I’ve had occasion to revisit my earlier quandary about the raccoons and the possums. We used to have possums, now we have raccoons. I have a new theory as to why. Possibly the raccoons evicted the possums from the yard until they agree to quit hanging by the tail. Raccoons couldn’t hang from their tails if they tried, but the very idea of it makes them all squirmy. From the raccoons’ point of view, it simply can’t be borne.

I’m basing this hypothesis on the news today that Vermont is all in an uproar again over gay marriage. They’ve had legal civil unions there for nine years, and evidently a whole lot of Vermonters haven’t gotten used to it. Maybe they don’t get out much. This week the state is considering a bill that would allow same-sex marriage. Protesters are converging on the Capitol with signs reading “Marriage–A Mother And Father For Every Child.” When Dave and I got married, we were unaware that procreation was required. It isn’t something we’d had in mind. At first, people asked us when we were going to have children. That line of inquiry started to peter out when we told them we’d been to a genetic counselor and found out that there was just too much risk the child would end up something like us. And no one asked us anymore after Dave started explaining that you couldn’t make babies with spit. Aaany-hoo.

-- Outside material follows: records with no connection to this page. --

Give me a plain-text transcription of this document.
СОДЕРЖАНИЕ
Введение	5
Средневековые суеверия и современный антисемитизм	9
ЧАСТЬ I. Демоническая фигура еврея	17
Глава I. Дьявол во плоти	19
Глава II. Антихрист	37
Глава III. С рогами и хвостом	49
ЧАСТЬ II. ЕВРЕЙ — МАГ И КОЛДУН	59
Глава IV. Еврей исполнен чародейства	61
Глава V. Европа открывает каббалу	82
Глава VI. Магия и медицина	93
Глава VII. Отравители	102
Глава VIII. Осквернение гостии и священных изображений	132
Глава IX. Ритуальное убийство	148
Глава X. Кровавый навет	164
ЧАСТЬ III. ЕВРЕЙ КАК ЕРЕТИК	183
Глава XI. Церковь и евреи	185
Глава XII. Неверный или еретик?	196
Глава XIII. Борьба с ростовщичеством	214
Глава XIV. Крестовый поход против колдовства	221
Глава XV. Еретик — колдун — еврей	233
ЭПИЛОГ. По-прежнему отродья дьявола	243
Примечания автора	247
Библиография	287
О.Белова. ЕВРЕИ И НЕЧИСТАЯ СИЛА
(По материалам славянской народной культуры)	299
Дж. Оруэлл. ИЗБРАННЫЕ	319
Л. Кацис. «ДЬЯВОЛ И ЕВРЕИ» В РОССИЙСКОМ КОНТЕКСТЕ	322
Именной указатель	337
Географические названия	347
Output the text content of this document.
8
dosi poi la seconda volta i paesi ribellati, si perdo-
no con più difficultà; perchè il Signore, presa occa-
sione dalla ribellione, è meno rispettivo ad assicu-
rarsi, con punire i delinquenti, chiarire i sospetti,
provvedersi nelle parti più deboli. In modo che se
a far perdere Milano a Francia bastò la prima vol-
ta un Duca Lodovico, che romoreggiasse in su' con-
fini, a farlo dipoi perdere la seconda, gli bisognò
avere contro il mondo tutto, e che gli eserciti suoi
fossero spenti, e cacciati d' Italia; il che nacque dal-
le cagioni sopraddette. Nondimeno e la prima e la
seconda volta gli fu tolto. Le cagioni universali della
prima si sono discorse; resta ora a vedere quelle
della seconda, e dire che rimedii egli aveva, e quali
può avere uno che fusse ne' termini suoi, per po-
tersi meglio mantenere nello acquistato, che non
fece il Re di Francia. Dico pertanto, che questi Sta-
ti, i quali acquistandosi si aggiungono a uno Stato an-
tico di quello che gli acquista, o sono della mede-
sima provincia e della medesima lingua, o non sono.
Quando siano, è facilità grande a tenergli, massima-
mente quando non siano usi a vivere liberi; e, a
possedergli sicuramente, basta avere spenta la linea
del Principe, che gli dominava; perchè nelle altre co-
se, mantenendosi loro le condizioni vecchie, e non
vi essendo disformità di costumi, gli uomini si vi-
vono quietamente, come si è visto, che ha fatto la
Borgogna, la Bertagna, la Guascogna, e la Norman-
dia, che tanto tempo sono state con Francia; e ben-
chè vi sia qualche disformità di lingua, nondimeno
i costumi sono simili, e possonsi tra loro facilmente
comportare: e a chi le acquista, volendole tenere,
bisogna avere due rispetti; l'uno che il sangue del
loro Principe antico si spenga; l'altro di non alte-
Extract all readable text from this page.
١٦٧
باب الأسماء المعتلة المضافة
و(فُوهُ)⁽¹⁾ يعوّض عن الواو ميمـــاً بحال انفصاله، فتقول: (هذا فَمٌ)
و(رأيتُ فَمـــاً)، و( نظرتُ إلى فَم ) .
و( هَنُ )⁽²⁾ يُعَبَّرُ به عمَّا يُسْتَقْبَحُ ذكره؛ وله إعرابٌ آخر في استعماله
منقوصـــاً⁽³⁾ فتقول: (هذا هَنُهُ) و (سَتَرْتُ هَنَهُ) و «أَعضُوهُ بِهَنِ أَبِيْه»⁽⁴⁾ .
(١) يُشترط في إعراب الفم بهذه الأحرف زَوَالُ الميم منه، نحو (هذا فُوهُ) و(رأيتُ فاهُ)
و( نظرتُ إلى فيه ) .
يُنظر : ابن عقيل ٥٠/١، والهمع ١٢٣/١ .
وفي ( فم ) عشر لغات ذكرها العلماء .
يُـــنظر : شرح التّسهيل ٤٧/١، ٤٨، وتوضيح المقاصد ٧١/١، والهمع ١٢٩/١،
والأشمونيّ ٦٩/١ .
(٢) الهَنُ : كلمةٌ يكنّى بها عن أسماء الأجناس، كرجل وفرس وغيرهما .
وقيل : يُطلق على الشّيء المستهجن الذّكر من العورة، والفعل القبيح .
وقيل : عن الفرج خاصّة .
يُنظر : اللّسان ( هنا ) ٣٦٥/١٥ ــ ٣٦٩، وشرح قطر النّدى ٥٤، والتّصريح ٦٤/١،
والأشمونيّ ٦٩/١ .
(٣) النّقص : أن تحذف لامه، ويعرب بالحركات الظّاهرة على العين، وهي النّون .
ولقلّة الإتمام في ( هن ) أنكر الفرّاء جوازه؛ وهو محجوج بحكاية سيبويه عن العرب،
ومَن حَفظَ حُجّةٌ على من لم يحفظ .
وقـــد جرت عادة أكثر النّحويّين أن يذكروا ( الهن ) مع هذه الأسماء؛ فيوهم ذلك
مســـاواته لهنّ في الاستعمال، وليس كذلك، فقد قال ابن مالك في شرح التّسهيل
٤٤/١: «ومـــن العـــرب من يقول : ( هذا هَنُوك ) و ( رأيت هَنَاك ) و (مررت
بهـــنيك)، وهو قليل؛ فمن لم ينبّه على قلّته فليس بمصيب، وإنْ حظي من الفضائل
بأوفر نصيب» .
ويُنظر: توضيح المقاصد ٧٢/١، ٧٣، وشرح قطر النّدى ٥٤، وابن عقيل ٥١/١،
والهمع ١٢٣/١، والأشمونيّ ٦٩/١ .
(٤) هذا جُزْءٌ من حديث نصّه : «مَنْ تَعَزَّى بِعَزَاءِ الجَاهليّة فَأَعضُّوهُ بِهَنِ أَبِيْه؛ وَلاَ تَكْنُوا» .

I guess we’ll have to forgo travel to Vermont in case they snatch back our marriage license for lack of spawn. I’ve never really understood all this uproar. It’s truly baffling. Somehow I get the idea that folks think same-sex marriages are so attractive that their children will be vacuumed right up into one, emerging with good taste and a lively sense of humor, and then where will we be? But it isn’t catching. (It’s a gift.) In the article, it is explained that opponents of same-sex marriage believe it will “render men and women interchangeable.” Well, that clears it up. It’s a real concern. Right there in Vermont, a young fellow was recently fined for shooting a doe illegally. He went to a considerable amount of trouble to drill and fasten a rack of antlers to it with lag bolts and epoxy, and tried to pass it off as a buck. So you can see people aren’t making this stuff up; they see it every day.

Still, it all makes me a little cranky. I’m assuming that all the people who feel this way will eventually wander to the ends of the earth and fall off, and the rest of us will have our nicely spinning planet to ourselves. As to the possums, as far as I’m concerned, they can come back any time. I don’t care how they’re hanging.